The strength of this study lies in evaluating 65 patients with pulmonary sarcoidosis requiring systemic steroids across 3 referral hospitals in Japan, where such severe cases are relatively rare. However, this study has significant limitations that must be taken into consideration when interpreting the results. First, this study was entirely descriptive and retrospective in nature. This limited number of patients may hinder the generalizability of the findings, and the severity and diversity of the cases in this study might not be representative of those in actual clinical practice. Second, and most importantly, this study was limited by some potential sources of selection bias. Although treatment decisions for all patients were made by pulmonary physicians with expertise in the management of sarcoidosis, the decisions regarding the initiation of steroids and the determination of the dosage were made entirely at the discretion of the individual physicians. Therefore, we cannot definitively conclude that low-dose steroid treatment is an appropriate choice for selected patients with pulmonary sarcoidosis. The successful withdrawal of steroids appeared to be attributable to the individual’s low steroid requirement, which was based on the severity of their disease. Steroid withdrawal rates were influenced by observation periods. It is recommended to examine the rationale for using low-dose steroids based on information about disease severity based on the Scadding criteria and pulmonary function tests, with sufficient observation periods. Consequently, we are planning larger, multicenter studies to utilize this information on disease severity.

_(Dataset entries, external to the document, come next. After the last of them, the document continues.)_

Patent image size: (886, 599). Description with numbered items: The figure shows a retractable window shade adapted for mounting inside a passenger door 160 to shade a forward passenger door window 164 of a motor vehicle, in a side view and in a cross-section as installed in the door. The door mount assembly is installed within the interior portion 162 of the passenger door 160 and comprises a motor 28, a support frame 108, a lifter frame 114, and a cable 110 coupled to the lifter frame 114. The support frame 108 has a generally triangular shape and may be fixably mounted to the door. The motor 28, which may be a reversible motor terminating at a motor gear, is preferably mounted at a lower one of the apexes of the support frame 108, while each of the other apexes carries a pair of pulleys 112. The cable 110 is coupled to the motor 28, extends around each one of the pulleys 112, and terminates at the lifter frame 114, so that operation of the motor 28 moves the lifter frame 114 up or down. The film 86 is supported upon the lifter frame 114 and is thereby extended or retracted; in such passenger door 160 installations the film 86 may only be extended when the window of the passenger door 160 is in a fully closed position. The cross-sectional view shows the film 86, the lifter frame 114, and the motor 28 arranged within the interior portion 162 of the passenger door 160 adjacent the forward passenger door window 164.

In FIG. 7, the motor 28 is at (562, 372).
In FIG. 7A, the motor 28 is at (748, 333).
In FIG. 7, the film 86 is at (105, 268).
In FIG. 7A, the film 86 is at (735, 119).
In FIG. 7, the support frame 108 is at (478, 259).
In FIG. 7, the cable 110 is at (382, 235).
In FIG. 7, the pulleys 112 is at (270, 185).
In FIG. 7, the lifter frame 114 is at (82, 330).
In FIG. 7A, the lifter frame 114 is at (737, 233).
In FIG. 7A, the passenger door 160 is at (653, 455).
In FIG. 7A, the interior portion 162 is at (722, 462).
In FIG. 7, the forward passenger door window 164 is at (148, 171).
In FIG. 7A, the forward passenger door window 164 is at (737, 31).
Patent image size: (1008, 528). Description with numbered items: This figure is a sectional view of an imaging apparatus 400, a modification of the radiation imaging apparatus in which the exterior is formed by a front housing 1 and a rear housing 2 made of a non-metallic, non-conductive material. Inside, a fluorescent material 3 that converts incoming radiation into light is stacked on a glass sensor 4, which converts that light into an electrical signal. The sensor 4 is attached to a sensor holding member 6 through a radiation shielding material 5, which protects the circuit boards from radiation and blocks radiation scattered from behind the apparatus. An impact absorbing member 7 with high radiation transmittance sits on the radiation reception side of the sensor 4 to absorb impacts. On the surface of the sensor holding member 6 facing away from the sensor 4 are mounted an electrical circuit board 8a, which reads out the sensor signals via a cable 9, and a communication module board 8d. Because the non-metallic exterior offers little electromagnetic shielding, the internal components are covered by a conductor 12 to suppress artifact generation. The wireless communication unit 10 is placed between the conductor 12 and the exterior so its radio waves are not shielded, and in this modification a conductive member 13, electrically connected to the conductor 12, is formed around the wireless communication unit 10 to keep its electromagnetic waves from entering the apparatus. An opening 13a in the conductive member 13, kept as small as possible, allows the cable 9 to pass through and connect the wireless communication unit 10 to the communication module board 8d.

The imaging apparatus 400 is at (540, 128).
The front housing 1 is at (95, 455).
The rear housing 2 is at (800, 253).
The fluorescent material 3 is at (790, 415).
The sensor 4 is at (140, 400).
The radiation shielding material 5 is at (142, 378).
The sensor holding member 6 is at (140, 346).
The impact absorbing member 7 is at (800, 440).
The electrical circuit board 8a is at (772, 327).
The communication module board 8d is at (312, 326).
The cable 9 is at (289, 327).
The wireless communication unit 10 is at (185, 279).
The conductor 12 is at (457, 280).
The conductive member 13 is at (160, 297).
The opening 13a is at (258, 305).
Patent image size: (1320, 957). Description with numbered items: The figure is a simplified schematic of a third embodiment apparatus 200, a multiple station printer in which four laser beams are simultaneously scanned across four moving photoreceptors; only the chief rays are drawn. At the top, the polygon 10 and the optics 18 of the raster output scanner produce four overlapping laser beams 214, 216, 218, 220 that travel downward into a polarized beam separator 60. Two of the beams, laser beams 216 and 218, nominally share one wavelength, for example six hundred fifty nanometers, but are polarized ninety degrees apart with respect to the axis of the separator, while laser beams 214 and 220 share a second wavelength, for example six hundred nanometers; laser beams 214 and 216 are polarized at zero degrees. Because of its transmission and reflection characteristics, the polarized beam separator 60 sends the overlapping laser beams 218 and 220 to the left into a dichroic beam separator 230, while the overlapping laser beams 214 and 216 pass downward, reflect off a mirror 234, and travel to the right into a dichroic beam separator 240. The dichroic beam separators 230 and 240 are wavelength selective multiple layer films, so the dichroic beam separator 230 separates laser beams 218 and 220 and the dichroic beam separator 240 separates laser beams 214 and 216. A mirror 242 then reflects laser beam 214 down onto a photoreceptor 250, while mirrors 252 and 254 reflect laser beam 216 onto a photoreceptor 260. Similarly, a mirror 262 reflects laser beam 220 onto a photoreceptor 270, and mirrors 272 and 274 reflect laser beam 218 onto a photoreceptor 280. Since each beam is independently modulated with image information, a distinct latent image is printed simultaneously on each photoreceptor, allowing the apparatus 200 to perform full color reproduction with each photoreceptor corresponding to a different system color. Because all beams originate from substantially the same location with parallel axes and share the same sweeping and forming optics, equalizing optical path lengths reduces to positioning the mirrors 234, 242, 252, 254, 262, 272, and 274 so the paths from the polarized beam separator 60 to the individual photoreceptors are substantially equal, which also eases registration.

In conclusion, in actual clinical settings in Japan, approximately one-third of patients treated with systemic steroids for pulmonary sarcoidosis received PSL at an initial dose of ≤10 mg/day. In most cases, this was considered to be effective based on chest imaging findings and respiratory symptoms, even in cases in which steroid inhalation therapy was ineffective. Some patients required long-term administration; however, their relapse rate after steroid withdrawal was relatively low, probably reflecting the low steroid requirement of these individuals due to mild disease severity. Our results provide evidence to support that some patients with pulmonary sarcoidosis in Japan may be successfully treated with PSL at an initial dose of ≤10 mg/day. There is a need to establish the minimum effective steroid dose specific to Japan, where severe cases of pulmonary sarcoidosis are relatively rare.